В ходе экскурсии «Миранда» остановилась около двух портретов вельмож, написанных великими художниками – Караваджо и Перуджино, и заговорила об отличиях и сходствах в их манере письма. На мой взгляд, разница в таланте двух художников на этих полотнах была вовсе не так очевидна, как она о том говорила. Мне почему-то стало обидно за Перуджино, работа которого нравилась мне ничуть не меньше, если не больше, чем Караваджо, и я спросил:

– Скажите, какой портрет ценится выше?

– Этот, – ответила она.

– Но почему?

И тут «Миранда» с плохо скрываемым презрением посмотрела на меня, как на полного невежду, и ответила только лишь:

– Это же Караваджо.

В свои 22 года я не обладал энциклопедическими знаниями в изобразительном искусстве, но меня с моим высшим экономическим образованием, полученным в одном из лучших вузов России, никак нельзя было назвать необразованным. Кроме того, я искренне пытался разобраться в живописи эпохи Возрождения и столь явного пренебрежения к себе, тем более в присутствии моей музы, я точно не заслуживал.

– Почему? – не унимался я. – Меня он, например, меньше вдохновляет. Он какой-то безжизненный… Вы не думаете, что уже в то время в обществе правили законы шоу-бизнеса? Кто оказался ближе ко двору, тот и считался большим талантом, а вы сейчас просто повторяете мнение их современников.

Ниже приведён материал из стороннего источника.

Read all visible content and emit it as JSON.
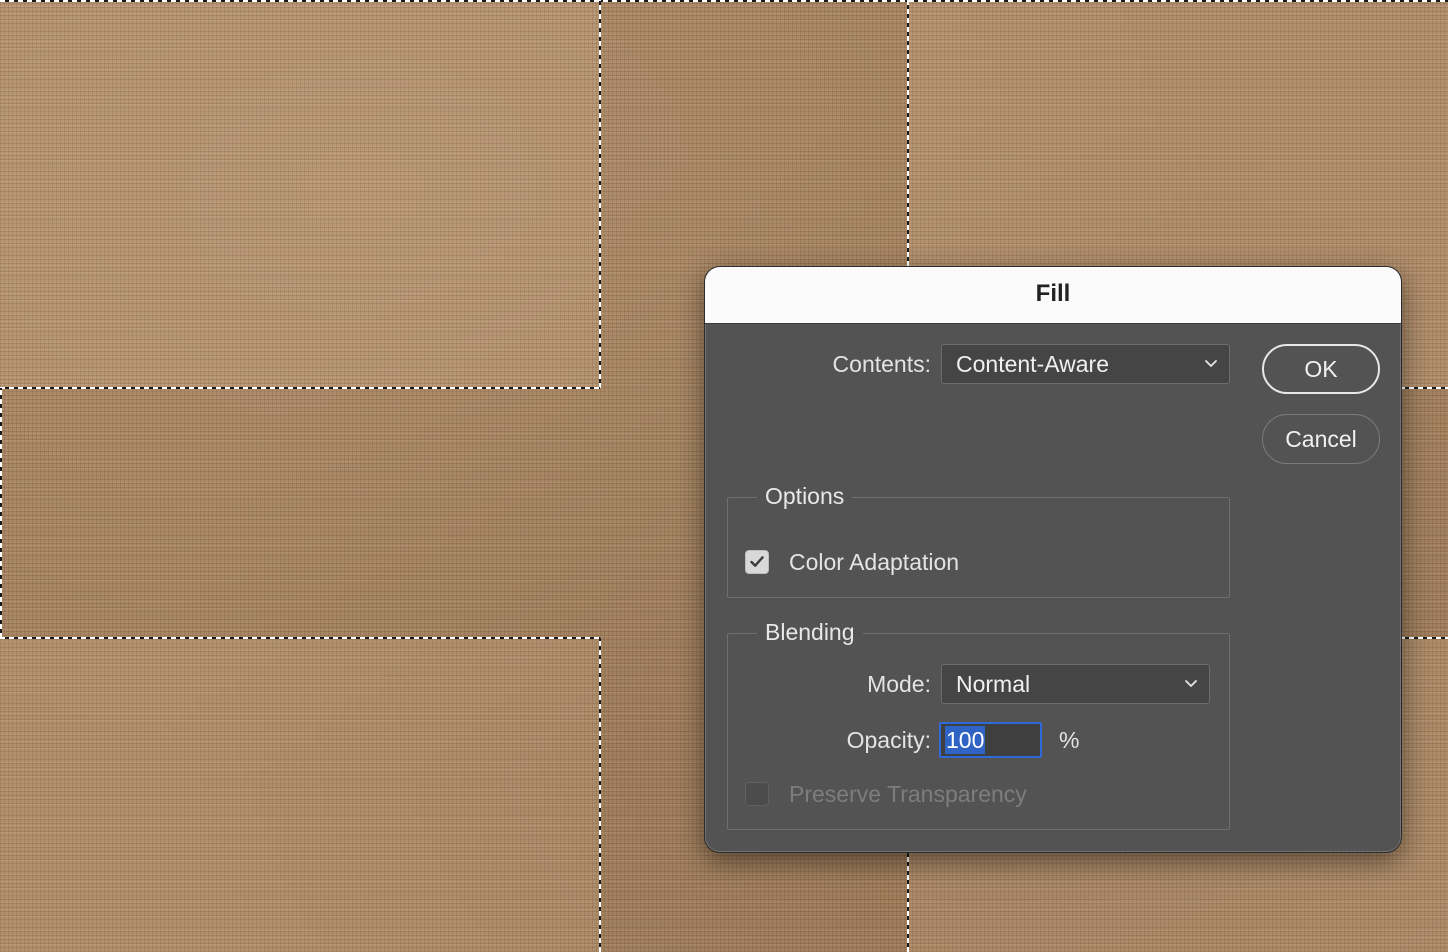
{
  "dialog": {
    "title": "Fill",
    "contents": {
      "label": "Contents:",
      "selected": "Content-Aware"
    },
    "buttons": {
      "ok": "OK",
      "cancel": "Cancel"
    },
    "options": {
      "legend": "Options",
      "color_adaptation": {
        "label": "Color Adaptation",
        "checked": true
      }
    },
    "blending": {
      "legend": "Blending",
      "mode": {
        "label": "Mode:",
        "selected": "Normal"
      },
      "opacity": {
        "label": "Opacity:",
        "value": "100",
        "unit": "%"
      },
      "preserve_transparency": {
        "label": "Preserve Transparency",
        "checked": false,
        "enabled": false
      }
    }
  },
  "icons": {
    "dropdown": "chevron-down-icon",
    "check": "checkmark-icon"
  },
  "colors": {
    "dialog_bg": "#535353",
    "titlebar_bg": "#fbfbfb",
    "focus_accent": "#2f6bd8",
    "canvas_base": "#ae8c69"
  }
}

Картина Клода Моне «Поле маков у Аржантёя», копию которой сделал для меня Александр Давид

Позже я прочитал, что своей известностью Караваджо был обязан кардиналу Франческо дель Монте, который отличался разносторонними интересами, дружил с Галилеем, хорошо знал музыку, театр и живопись. Кардинал взял к себе Караваджо на службу, определив ему достойное жалованье. Однако о том, что у всех великих итальянских художников эпохи Возрождения были могущественные покровители: Лоренцо ди Пьерфранческо де Медичи (племянник Лоренцо де Медичи) у Сандро Боттичелли, сам Лоренцо де Медичи у Микеланджело Буонарроти, Папа Римский Лев Х у Рафаэля Санти, французский король Франциск I у Леонардо да Винчи, я уже тогда знал. Возможно, я выразился не слишком изящно, но я лишь хотел проверить свою догадку относительно Караваджо и Перуджино, который достоин не меньшего уважения хотя бы потому, что у него учился Рафаэль. «Миранда» вновь с презрением посмотрела на меня и с сочувствием – на мою спутницу и сказала:

– Молодой человек, чтобы рассуждать о великих мастерах, надо разбираться в нюансах живописи. Для этого люди много лет учатся в художественной школе, потом в институтах…

Дом Клода Моне в Живерни

Ее слова, поистине снобистские, в одночасье изменили ход моей жизни. «Миранда» точно бросила мне вызов. И я его принял.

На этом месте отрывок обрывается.